Last Updated on 24 March 2022 by Showcall Editorial Team
Mark Ludmon reviews Shakespeare’s Henry V starring Kit Harington at London’s Donmar Warehouse

Henry V
Donmar Warehouse, London
Three stars
Events have rather overtaken Max Webster’s new production of Shakespeare’s war epic, Henry V, at the Donmar Warehouse. Nearly two weeks after the start of its run, Putin invaded Ukraine, bringing war back to Europe and creating a topical new context for the play. Retelling the events leading up to Britain’s defeat of France in the Battle of Agincourt in 1415, the 1599 drama presents an authoritarian leader who invades a neighbouring European country based on a dubious historical claim, bringing death and destruction. With Webster using modern military dress and sound and video effects, this morally ambivalent play is more unsettling than ever.
Until John Gielgud and Laurence Olivier helped to turn Henry V’s battle speeches into rousing jingoistic calls to arms during World War Two, the play was long seen as a more subversive exploration of the injustices of war. The king – whose father stole the throne from Richard II – uses arcane arguments about rights of succession to declare war on France, embarking on a messy conflict that breaks moral codes and leaves many thousands dead. Shakespeare shows us not just the historical figures waging war but also the ordinary people dragged into military service for a cause that some of them don’t understand or believe in.
It is the ordinary people who bring the show to life. Danny Kirrane stands out as Pistol, the boastful braggard who sees war as a chance to line his pocket, alongside strong performances by Melissa Johns as both Mistress Quickly and Williams, Claire-Louise Cordwell as Bardolph, David Judge as Nym, and Stephen Meo as Llewellyn and, briefly, Falstaff, catapulted in from the end of Henry IV Part 2. Llewellyn, traditionally played for laughs in his love of leaks, is violently passionate in his Welshness, suggesting it is not just English nationalism that poses a threat.

Previous productions of Henry V see the French, especially the prince, as a target for comedy and caricature but Webster transforms them into more noble, heroic characters, defending their country from a cynical invader. They also speak actual French, mostly using 19th-century writer François-Victor Hugo’s translation (with captions in English on screens), emphasising how imperial expansion has a cultural cost as well as a human one. This is further underlined by Millicent Wong, playing the Chorus and Boy, speaking some of her lines – and a few new ones – in Mandarin.

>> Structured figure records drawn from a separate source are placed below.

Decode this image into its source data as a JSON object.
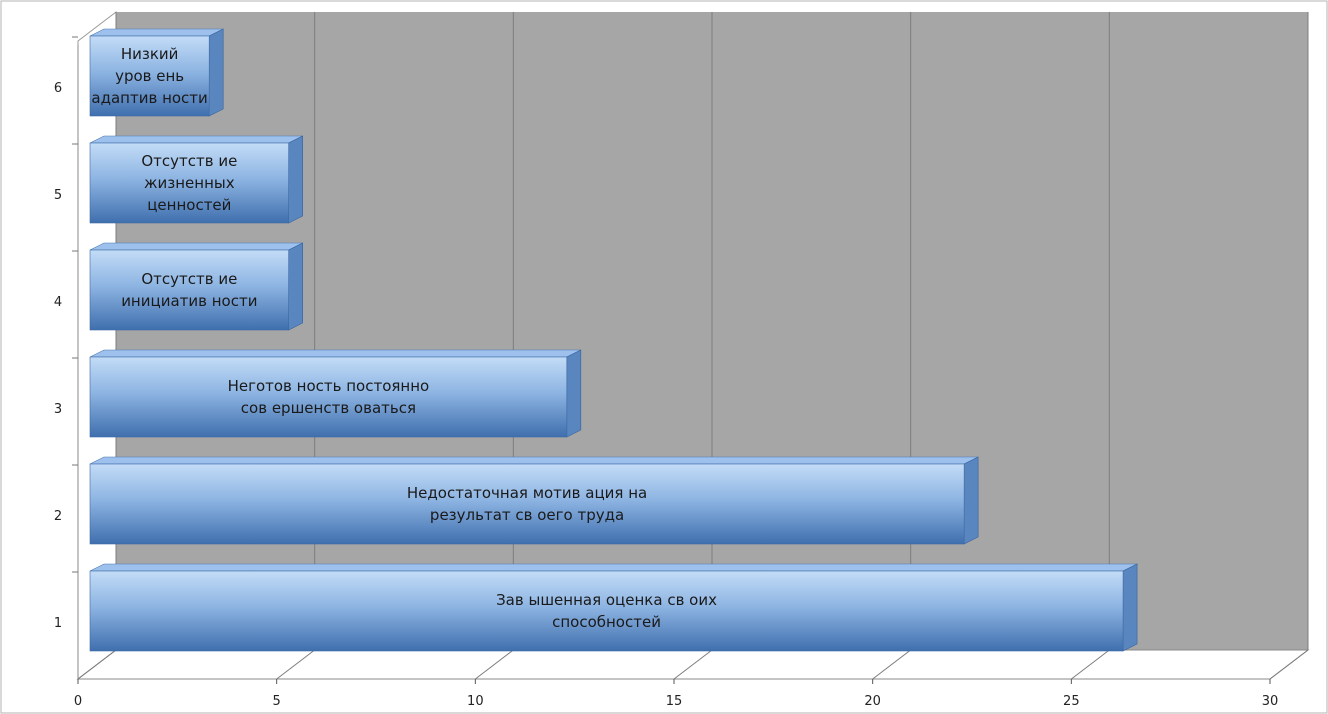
{
  "chart_data": {
    "type": "bar",
    "orientation": "horizontal",
    "style": "3d",
    "categories": [
      "1",
      "2",
      "3",
      "4",
      "5",
      "6"
    ],
    "values": [
      26,
      22,
      12,
      5,
      5,
      3
    ],
    "bar_labels": [
      [
        "Зав ышенная оценка св оих",
        "способностей"
      ],
      [
        "Недостаточная мотив ация на",
        "результат св оего труда"
      ],
      [
        "Неготов ность постоянно",
        "сов ершенств оваться"
      ],
      [
        "Отсутств ие",
        "инициатив ности"
      ],
      [
        "Отсутств ие",
        "жизненных",
        "ценностей"
      ],
      [
        "Низкий",
        "уров ень",
        "адаптив ности"
      ]
    ],
    "x_ticks": [
      "0",
      "5",
      "10",
      "15",
      "20",
      "25",
      "30"
    ],
    "xlim": [
      0,
      30
    ],
    "grid": true,
    "legend": "none",
    "colors": {
      "bar_top": "#c3dcf7",
      "bar_mid": "#8db4e2",
      "bar_bottom": "#3f6fae",
      "bar_side": "#5a86c0",
      "bar_cap": "#9dc1ec",
      "wall": "#a6a6a6",
      "floor": "#ffffff",
      "grid": "#7d7d7d"
    }
  }
}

The complexities of the play are summed up in Henry himself, played by Kit Harington. He is an inspiring leader, able to turn on the charm, but at the same time a heartless bully – cruel and merciless like war itself. Harington brings charisma to the role but is less convincing as a ruthless, cold-blooded warmonger. Andrzej Goulding’s video design, Lee Curran’s lighting and Carolyn Downing’s sound bring the noise and spectacle of war to the stage, with an initially plain set designed by Fly Davis that evolves into a flaming English flag. Overshadowing it all is a quote projected onto the stage at the start, written by German Jewish philosopher Walter Benjamin, who killed himself rather than return to Nazi Germany: “There is no document of civilisation which is not at the same time a document of barbarism.” With this production, it is hard to ignore the barbaric beating heart not just of this play but of nationalism itself.
Running at the Donmar Warehouse in London until 9 April 2022.